È passata senza incidenti la prima notte di coprifuoco a Baltimora. La città presidiata da falangi di polizia e da 5.000 truppe della guardia nazionale mobilitate dal governatore. Lo stato di emergenza prevede che i cittadini rimangano a casa dopo le 22 per i ragazzi minori di 14 anni a conferma che le invasioni barbariche così deplorate da stampa e politici sono state in gran parte proteste spontanee di liceali adolescenti dei ghetti di West Baltimore e non come preventivamente anticipato dal capo della polizia, un’azione concertata dalle gang della città.

Durante i disordini membri delle «bande criminali» hanno semmai organizzato un servizio d’ordine interno limitando i danni e proteggendo alcuni esercizi dei quartieri dagli incendi. Le bande sono spesso le uniche strutture associative per i ragazzi disoccupati nei fatiscenti quartieri neri e dopo i disordini i principali gruppi, Crips, Bloods e Black Guerilla Family hanno tenuto un comizio congiunto assieme alla Nation of Islam per ribadire la solidarietà coi manifestanti. Una «politicizzazione» che certo non ha fatto piacere ai fautori della narrazione ufficiale secondo cui le sommosse hanno espresso la violenza gratuita di «teppisti». A Baltimora la rabbia ha raggiunto livelli di guardia e le immagini di folle di giovani neri in rivolta hanno riacceso come sempre accade il dibattito su mali sociali storici che in molte città americane trovano radici profonde.

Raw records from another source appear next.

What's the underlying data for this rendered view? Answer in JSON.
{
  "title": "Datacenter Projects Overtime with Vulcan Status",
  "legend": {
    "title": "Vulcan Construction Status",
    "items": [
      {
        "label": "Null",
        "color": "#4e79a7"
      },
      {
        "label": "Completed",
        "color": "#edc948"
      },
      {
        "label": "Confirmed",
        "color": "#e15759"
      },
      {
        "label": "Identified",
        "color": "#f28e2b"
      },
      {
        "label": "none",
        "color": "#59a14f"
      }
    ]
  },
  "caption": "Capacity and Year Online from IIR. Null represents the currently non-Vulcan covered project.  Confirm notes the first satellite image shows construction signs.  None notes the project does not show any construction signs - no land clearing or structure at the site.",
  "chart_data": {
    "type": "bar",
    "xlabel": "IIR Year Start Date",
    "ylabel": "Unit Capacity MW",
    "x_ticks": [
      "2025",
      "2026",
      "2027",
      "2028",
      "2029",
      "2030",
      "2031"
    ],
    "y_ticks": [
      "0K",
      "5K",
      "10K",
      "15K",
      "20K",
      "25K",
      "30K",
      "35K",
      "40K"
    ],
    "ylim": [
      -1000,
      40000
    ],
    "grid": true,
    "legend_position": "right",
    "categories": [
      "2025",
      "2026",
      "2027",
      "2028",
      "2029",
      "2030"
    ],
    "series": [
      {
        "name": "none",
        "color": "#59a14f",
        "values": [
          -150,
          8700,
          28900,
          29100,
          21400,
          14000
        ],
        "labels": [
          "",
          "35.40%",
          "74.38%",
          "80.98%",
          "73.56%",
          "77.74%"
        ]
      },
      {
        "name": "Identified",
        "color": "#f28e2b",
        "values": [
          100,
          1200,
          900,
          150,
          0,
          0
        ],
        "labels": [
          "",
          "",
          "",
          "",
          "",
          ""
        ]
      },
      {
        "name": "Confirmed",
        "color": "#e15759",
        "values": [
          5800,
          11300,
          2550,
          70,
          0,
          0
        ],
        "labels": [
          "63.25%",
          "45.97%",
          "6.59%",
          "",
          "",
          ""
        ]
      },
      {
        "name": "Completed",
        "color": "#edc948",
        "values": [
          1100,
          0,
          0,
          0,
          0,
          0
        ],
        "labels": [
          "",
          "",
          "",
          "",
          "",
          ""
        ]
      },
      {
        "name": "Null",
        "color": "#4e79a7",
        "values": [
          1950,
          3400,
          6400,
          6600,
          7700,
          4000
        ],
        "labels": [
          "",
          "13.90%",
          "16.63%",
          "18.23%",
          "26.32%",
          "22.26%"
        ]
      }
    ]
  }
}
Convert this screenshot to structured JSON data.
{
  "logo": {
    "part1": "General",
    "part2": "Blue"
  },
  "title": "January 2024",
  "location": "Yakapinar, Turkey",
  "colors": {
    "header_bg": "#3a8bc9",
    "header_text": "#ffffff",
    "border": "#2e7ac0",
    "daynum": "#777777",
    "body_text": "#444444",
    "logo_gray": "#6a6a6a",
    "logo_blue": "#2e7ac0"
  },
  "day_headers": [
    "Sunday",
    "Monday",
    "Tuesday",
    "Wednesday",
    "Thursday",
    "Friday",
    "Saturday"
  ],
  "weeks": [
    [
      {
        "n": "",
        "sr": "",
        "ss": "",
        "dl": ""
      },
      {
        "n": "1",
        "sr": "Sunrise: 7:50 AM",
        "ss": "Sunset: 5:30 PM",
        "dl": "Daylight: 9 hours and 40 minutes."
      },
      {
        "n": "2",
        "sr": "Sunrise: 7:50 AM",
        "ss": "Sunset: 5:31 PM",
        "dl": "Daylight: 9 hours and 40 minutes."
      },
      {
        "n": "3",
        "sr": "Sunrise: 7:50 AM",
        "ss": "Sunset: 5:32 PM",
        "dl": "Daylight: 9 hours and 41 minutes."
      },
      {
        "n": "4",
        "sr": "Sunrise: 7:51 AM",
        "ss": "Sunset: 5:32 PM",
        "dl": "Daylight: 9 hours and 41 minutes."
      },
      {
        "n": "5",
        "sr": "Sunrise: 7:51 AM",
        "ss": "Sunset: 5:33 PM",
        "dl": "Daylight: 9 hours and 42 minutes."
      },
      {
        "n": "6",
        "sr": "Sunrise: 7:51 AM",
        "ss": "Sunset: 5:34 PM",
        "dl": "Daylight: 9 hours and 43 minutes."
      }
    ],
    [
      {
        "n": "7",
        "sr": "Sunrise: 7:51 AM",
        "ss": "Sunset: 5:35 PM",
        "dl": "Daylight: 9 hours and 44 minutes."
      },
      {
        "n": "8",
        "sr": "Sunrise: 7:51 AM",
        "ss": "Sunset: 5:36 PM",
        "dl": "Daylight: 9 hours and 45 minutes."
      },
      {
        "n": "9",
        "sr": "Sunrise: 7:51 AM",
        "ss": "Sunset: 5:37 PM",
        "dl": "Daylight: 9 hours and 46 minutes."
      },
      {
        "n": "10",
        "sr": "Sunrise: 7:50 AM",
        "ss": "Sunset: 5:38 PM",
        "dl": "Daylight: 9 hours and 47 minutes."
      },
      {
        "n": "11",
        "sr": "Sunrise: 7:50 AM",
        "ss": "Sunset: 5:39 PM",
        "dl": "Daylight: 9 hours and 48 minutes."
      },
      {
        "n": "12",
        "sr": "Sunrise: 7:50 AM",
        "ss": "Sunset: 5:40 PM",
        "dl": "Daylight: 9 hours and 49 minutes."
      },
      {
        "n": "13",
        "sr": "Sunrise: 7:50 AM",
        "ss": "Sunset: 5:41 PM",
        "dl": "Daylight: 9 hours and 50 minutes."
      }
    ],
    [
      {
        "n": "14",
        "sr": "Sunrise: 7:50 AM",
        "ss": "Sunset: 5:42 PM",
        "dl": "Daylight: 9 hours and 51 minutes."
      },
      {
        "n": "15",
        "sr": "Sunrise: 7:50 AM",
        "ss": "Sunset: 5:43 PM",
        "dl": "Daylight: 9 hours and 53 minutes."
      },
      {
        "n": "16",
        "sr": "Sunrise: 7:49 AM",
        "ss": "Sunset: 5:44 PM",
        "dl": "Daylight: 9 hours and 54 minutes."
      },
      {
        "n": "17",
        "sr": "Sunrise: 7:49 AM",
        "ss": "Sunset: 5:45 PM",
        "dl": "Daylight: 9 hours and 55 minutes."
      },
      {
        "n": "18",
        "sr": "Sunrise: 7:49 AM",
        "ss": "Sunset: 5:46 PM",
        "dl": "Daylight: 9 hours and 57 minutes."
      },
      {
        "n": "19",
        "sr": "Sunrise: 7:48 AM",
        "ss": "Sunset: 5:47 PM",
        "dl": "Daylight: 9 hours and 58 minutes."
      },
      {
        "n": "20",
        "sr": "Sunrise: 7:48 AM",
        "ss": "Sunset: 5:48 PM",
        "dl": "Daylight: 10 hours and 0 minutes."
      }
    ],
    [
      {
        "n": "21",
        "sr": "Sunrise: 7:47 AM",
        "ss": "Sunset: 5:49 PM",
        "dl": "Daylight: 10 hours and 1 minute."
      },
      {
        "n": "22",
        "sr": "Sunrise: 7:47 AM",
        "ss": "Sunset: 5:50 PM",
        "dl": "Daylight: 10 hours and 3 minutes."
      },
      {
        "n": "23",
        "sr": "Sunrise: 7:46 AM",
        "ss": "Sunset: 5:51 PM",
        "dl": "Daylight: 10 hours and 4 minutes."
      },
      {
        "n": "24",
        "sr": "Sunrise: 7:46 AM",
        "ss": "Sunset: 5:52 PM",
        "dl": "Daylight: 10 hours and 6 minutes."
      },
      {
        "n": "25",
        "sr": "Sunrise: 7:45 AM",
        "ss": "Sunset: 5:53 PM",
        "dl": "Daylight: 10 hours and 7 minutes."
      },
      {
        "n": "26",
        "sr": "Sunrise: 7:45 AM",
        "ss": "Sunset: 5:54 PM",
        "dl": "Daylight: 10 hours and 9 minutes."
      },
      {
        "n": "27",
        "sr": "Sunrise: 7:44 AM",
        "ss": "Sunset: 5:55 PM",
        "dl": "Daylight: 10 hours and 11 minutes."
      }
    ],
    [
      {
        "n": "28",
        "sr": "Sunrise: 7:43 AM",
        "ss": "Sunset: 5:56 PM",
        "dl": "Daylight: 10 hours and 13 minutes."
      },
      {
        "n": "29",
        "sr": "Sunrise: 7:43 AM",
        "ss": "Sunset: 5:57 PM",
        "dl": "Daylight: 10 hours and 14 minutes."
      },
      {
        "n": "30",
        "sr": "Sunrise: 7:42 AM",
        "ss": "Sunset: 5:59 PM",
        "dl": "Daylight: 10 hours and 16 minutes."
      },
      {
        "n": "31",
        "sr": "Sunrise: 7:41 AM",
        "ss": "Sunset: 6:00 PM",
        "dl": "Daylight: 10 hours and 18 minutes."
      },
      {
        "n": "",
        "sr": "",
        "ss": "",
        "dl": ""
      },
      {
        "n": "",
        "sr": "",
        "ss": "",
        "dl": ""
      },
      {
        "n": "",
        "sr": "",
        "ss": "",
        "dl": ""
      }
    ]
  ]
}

È sicuramente così a Baltimora, storico porto commerciale del Maryland duramente colpito dalla deindustrializzazione degli ultimi decenni. Dello sventramento economico ha fatto principalmente le spese la classe operaia e multietnica della città. La scomparsa del lavoro (centomila poti svaniti dal 1950-1995) scarsamente compensata da un emergente terziario di era globale-finanziaria e il vuoto creato è stato inevitabilmente riempito da lavoro precario e piccola criminalità, la dinamica che ha lasciato «orfani» ampi settori disagiati in particolare la maggioranza nera (63%) della città. Un terzo delle famiglie nella «inner city» afroamericana vive sotto la soglia federale di povertà ed ha un rischio di morte violenta doppia rispetto ad altri quartieri. Una statistica cui contribuiscono le uccisioni da parte della polizia: dal 2011-2014 la città ha pagato oltre 10 milioni di dollari in risarcimenti per violenze ingiustificate dei propri agenti. Una somma che come ha notato il quotidiano cittadino Baltimore Sun, sarebbe stata sufficiente a costruire 30 nuovi parchi giochi.

Davanti all’omertà della polizia è impotente anche un sindaco pure ben intenzionato come Stephanie Rawlings-Blake, afro americana figlia di una leader dei diritti civili come era Howard «Pete» Rawlings. In questi giorni Rawlings-Blake, come Barack Obama, si trova a tentare di gestire la situazione tra la solidarietà nominale alle forze dell’ordine e quella coi cittadini. «La comunità di Baltimora non è differente da quella di Chicago dove ho cominciato a fare politica» ha affermato il presidente martedì. «È un film che già visto troppe volte».

Tuttavia, come è già accaduto a Ferguson, Obama che ha impostato il suo mandato come presidenza «post-razziale» si trova in una posizione ancora più ambigua oggi quando la crisi è esplosa a 60 km dalla Casa bianca. Baltimora sarà il primo banco di prova per Loretta Lynch, prima donna ministro della giustizia nera insediatasi appena tre giorni fa dovrà mostrare l’effettiva volontà di riforma del governo. Ieri Lynch ha ribadito l’inchiesta federale aperta dal ministero sui disordini e sulla morte di Freddie Gray.

A Ferguson l’iniziativa analoga non è servita a condannare l’agente responsabile della morte di Michael Brown ma ha confermato la discriminazione metodicamente applicata dalla polizia e aperto la strada al commissariamento del dipartimento. Lo stesso potrebbe accadere – e da molti è auspicato – a Baltimora. Allo stesso tempo martedì  il presidente ha dichiarato “Non posso commissariare tutte le polizie del paese”.

In un articolato intervento Obama non ha fatto sconti a contestatori ne agli elementi colpevoli della polizia, sottolineando le radici politiche della crisi. “se non riusciremo a cambiare come nazione e come società” ha detto, “non potremo risolvere il problema. Il conflitto fra polizia e comunità disagiate sarà destinato a ripresentarsi ciclicamente salvo venire regolarmente dimenticato”.  Una analisi lucida cui ha fatto fronte quella di Pierre Thomas, residente dei quartieri  “bruciati”, che alla radio NPR ha detto: “adesso tutti fanno appelli per la pace. Ma  dove era la pace quando la polizia ci sparava e quando venivamo licenziati, dov’era la pace allora?”